What are the responsibilities and job description for the Coding Specialist position at Highlands Oncology Group?
Join a world class team and help to bring cancer treatment HOME!
Highlands Oncology began in 1996 with three physicians and a desire to change the face of oncology care in our community. Dr. Malcolm Hayward, Dr. Dan Bradford, and Dr. Thad Beck knew that patients do better at home, in the community where they live and work, and where their support system is already in place. In furthering that goal, Highlands has grown with the region from a single location 26 years ago, to 6 locations in Northwest and Northcentral Arkansas today employing more than 750 diverse team members.
As Northwest Arkansas continues to grow, so must the services and providers available in the region. Highlands Oncology is committed to remaining on the cutting edge to ensure our community has access to the very best cancer care.

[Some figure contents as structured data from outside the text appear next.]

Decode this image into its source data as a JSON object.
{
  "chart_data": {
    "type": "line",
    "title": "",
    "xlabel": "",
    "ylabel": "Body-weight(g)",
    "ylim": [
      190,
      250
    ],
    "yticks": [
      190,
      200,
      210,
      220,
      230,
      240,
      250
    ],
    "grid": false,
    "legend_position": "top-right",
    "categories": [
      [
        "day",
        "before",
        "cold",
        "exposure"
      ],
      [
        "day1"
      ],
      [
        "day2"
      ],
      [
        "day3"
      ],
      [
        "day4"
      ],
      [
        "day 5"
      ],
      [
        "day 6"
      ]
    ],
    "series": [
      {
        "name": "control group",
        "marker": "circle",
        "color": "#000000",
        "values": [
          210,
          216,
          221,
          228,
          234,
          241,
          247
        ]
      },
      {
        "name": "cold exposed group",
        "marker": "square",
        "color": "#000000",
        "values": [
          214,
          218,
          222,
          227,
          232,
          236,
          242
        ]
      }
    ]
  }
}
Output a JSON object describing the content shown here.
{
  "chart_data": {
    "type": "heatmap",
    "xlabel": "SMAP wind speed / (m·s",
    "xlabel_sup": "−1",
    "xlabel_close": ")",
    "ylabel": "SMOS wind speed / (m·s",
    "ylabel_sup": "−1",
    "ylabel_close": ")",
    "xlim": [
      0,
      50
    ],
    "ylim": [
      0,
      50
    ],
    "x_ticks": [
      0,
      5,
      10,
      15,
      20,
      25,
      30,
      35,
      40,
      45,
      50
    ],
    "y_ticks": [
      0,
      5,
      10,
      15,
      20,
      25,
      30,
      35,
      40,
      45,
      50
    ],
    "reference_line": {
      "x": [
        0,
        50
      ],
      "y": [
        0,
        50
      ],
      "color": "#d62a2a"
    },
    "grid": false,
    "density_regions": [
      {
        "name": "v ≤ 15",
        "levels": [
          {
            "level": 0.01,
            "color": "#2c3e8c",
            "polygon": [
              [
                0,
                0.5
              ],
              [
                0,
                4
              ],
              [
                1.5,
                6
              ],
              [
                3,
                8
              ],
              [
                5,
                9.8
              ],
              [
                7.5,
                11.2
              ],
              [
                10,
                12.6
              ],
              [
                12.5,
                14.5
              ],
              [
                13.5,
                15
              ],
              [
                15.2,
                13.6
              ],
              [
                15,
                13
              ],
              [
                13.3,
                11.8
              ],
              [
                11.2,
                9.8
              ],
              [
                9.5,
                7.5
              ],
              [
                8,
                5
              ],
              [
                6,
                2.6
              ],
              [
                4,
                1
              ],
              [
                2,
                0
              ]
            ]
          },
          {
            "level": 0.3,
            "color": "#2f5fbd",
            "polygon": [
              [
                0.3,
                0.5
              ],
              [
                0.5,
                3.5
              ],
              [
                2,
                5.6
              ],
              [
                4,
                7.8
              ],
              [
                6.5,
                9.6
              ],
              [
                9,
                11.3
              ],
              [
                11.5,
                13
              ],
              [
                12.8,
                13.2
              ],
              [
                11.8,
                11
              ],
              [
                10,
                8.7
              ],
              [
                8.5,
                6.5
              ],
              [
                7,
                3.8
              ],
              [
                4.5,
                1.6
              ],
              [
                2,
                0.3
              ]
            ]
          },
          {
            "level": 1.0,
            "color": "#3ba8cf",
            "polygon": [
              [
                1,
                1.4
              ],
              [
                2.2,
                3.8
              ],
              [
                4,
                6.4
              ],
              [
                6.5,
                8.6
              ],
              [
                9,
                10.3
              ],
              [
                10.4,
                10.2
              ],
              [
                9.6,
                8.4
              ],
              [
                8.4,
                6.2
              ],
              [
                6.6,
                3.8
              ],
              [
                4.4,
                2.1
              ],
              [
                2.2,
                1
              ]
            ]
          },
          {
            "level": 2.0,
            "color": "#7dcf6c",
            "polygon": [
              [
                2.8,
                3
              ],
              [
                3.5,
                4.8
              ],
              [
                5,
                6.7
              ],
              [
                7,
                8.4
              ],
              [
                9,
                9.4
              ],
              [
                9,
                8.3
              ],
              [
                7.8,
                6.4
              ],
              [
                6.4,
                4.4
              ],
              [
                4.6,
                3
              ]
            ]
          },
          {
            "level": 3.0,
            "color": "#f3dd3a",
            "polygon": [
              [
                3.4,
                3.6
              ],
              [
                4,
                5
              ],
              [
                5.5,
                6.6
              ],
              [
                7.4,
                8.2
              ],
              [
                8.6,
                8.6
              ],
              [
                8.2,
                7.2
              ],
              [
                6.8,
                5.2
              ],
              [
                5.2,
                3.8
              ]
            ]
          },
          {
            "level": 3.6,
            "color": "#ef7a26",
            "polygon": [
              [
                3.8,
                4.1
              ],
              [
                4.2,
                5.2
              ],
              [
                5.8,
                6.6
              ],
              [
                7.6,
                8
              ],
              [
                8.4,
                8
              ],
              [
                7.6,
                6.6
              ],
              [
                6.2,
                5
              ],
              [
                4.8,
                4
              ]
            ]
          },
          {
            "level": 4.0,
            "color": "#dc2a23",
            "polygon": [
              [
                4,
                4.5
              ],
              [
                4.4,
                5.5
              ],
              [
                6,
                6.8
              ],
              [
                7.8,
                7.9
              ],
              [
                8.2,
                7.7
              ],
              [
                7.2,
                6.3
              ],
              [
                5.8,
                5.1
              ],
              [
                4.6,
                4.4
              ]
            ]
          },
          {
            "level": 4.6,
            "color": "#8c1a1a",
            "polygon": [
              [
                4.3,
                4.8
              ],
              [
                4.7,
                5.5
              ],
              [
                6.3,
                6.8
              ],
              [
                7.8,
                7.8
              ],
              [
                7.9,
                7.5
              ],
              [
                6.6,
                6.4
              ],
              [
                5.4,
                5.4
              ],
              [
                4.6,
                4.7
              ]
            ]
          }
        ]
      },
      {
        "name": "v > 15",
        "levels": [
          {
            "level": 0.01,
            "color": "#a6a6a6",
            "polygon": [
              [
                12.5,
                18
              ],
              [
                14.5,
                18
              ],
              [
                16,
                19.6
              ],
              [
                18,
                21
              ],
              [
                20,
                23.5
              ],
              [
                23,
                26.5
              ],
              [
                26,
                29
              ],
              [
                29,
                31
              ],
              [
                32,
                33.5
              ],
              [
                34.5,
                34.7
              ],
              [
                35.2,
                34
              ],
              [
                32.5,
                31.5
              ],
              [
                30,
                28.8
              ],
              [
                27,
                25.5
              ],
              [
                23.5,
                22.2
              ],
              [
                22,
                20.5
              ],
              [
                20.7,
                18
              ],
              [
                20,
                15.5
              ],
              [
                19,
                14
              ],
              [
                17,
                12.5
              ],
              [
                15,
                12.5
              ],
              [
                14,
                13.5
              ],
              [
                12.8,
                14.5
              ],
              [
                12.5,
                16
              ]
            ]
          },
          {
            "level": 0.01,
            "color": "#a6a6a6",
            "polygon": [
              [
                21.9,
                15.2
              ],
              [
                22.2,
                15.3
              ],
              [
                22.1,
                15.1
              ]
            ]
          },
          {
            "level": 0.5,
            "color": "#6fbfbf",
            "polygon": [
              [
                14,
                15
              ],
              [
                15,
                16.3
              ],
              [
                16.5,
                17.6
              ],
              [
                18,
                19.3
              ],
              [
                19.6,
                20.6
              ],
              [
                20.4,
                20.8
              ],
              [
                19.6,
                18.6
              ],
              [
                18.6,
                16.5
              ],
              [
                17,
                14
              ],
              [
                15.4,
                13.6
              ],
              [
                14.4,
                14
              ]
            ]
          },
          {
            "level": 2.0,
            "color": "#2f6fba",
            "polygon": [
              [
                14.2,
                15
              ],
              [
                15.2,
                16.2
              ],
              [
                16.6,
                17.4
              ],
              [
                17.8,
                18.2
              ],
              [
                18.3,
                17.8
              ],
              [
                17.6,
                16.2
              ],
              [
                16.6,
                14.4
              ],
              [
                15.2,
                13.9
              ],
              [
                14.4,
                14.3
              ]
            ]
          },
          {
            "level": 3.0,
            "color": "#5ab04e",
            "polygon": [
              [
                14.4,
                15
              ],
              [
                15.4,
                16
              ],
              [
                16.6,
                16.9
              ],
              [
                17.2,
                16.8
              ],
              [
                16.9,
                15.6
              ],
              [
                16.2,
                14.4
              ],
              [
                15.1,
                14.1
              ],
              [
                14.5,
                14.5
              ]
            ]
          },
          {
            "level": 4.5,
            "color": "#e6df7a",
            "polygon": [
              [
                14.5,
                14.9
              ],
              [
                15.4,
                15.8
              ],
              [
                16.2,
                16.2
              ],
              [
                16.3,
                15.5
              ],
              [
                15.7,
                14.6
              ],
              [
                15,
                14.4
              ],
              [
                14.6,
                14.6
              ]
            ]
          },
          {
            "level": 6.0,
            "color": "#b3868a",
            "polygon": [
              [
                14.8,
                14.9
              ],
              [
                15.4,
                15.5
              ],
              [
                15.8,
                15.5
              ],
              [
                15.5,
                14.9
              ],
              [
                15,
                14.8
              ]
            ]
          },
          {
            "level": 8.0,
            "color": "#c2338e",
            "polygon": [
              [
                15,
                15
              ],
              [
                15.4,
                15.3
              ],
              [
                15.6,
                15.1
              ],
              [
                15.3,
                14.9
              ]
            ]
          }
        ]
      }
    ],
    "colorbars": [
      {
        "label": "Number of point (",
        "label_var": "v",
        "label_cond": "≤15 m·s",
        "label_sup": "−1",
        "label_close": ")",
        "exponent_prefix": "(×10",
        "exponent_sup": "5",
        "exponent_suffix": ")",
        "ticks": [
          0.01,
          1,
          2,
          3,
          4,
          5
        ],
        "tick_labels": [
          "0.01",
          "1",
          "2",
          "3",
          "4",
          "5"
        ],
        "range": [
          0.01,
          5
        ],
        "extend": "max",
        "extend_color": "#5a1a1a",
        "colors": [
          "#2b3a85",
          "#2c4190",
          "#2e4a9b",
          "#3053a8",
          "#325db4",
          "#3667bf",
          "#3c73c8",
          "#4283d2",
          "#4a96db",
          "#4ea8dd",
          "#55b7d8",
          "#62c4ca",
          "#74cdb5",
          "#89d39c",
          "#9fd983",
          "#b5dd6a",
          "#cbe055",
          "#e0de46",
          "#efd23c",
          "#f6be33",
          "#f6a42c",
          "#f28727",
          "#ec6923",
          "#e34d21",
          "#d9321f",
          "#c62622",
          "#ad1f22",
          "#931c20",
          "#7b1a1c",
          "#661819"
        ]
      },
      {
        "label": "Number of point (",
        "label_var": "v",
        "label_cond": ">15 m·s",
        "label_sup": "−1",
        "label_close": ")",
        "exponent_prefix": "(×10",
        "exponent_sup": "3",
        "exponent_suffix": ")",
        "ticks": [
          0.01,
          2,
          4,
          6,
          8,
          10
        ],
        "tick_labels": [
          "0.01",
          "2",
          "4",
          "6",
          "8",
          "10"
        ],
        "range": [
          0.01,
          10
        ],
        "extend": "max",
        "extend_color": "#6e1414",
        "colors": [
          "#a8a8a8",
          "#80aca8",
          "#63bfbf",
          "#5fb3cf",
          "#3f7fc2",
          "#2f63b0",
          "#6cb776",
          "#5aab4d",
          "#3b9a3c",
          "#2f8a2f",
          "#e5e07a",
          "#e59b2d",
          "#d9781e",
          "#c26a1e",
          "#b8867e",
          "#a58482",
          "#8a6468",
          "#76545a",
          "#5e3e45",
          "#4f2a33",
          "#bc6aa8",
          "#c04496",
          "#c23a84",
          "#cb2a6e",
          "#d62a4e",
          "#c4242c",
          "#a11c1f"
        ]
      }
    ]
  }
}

What we have is something quite unique right here in our own backyard with a caring multidisciplinary team focused on treating patients like family.
Job Summary: The Certified Coding Specialist is expected to have and maintain specific expertise and demonstrate proficiency in the patient types and classification system for which she/he is responsible (i.e., ICD-10-CM and CPT/HCPCS) by undertaking a thorough review of applicable documentation to assess the quality of clinical documentation and determine the appropriate diagnosis and/or procedure codes to be reported, in conjunction with all applicable Official Guidelines.

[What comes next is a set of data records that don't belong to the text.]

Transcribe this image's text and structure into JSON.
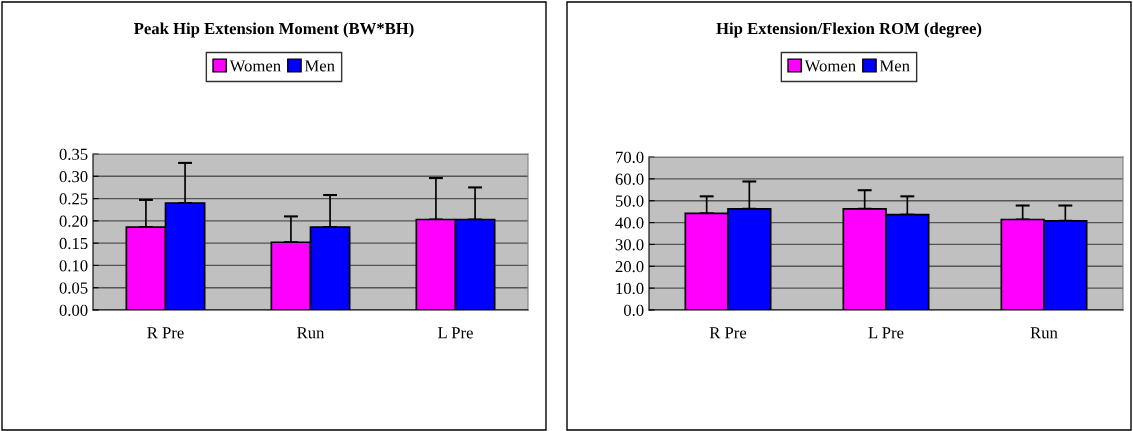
{
  "chart_data": [
    {
      "type": "bar",
      "title": "Peak Hip Extension Moment (BW*BH)",
      "categories": [
        "R Pre",
        "Run",
        "L Pre"
      ],
      "series": [
        {
          "name": "Women",
          "color": "#ff00ff",
          "values": [
            0.186,
            0.152,
            0.203
          ],
          "errors": [
            [
              0.186,
              0.247
            ],
            [
              0.152,
              0.21
            ],
            [
              0.203,
              0.296
            ]
          ]
        },
        {
          "name": "Men",
          "color": "#0000ff",
          "values": [
            0.24,
            0.186,
            0.203
          ],
          "errors": [
            [
              0.24,
              0.33
            ],
            [
              0.186,
              0.258
            ],
            [
              0.203,
              0.275
            ]
          ]
        }
      ],
      "ylim": [
        0,
        0.35
      ],
      "yticks": [
        {
          "value": 0,
          "label": "0.00"
        },
        {
          "value": 0.05,
          "label": "0.05"
        },
        {
          "value": 0.1,
          "label": "0.10"
        },
        {
          "value": 0.15,
          "label": "0.15"
        },
        {
          "value": 0.2,
          "label": "0.20"
        },
        {
          "value": 0.25,
          "label": "0.25"
        },
        {
          "value": 0.3,
          "label": "0.30"
        },
        {
          "value": 0.35,
          "label": "0.35"
        }
      ],
      "grid": "y",
      "legend": "top"
    },
    {
      "type": "bar",
      "title": "Hip Extension/Flexion ROM (degree)",
      "categories": [
        "R Pre",
        "L Pre",
        "Run"
      ],
      "series": [
        {
          "name": "Women",
          "color": "#ff00ff",
          "values": [
            44.2,
            46.3,
            41.4
          ],
          "errors": [
            [
              44.2,
              52.0
            ],
            [
              46.3,
              54.8
            ],
            [
              41.4,
              47.8
            ]
          ]
        },
        {
          "name": "Men",
          "color": "#0000ff",
          "values": [
            46.3,
            43.6,
            40.8
          ],
          "errors": [
            [
              46.3,
              58.8
            ],
            [
              43.6,
              52.0
            ],
            [
              40.8,
              47.8
            ]
          ]
        }
      ],
      "ylim": [
        0,
        70
      ],
      "yticks": [
        {
          "value": 0,
          "label": "0.0"
        },
        {
          "value": 10,
          "label": "10.0"
        },
        {
          "value": 20,
          "label": "20.0"
        },
        {
          "value": 30,
          "label": "30.0"
        },
        {
          "value": 40,
          "label": "40.0"
        },
        {
          "value": 50,
          "label": "50.0"
        },
        {
          "value": 60,
          "label": "60.0"
        },
        {
          "value": 70,
          "label": "70.0"
        }
      ],
      "grid": "y",
      "legend": "top"
    }
  ]
}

Job Duties / Responsibilities:
- Abstracting pertinent information from the patient records into the electronic medical record and assigning the appropriate ICD-10-CM and/or CPT/HCPCS codes that consistently meets quality coding compliance with the Official Coding Guidelines, CMS, and other regulatory guidelines.
- Querying providers when code assignments are not straightforward or documentation in the record is inadequate or unclear for coding purposes.
- Auditing a quarterly sampling of assigned CPT codes to patient records and report to the physician the finding and suggestions.
- Completing weekly/monthly reports for providers of coding issues and/or billing issues.
- Keeping abreast of coding guidelines and reimbursement reporting requirements.
- Maintain patient/clinic confidentiality.
- Perform all related duties as required by Business Office Director, Revenue Cycle Manager – Coding/Finance, and Coding Supervisor.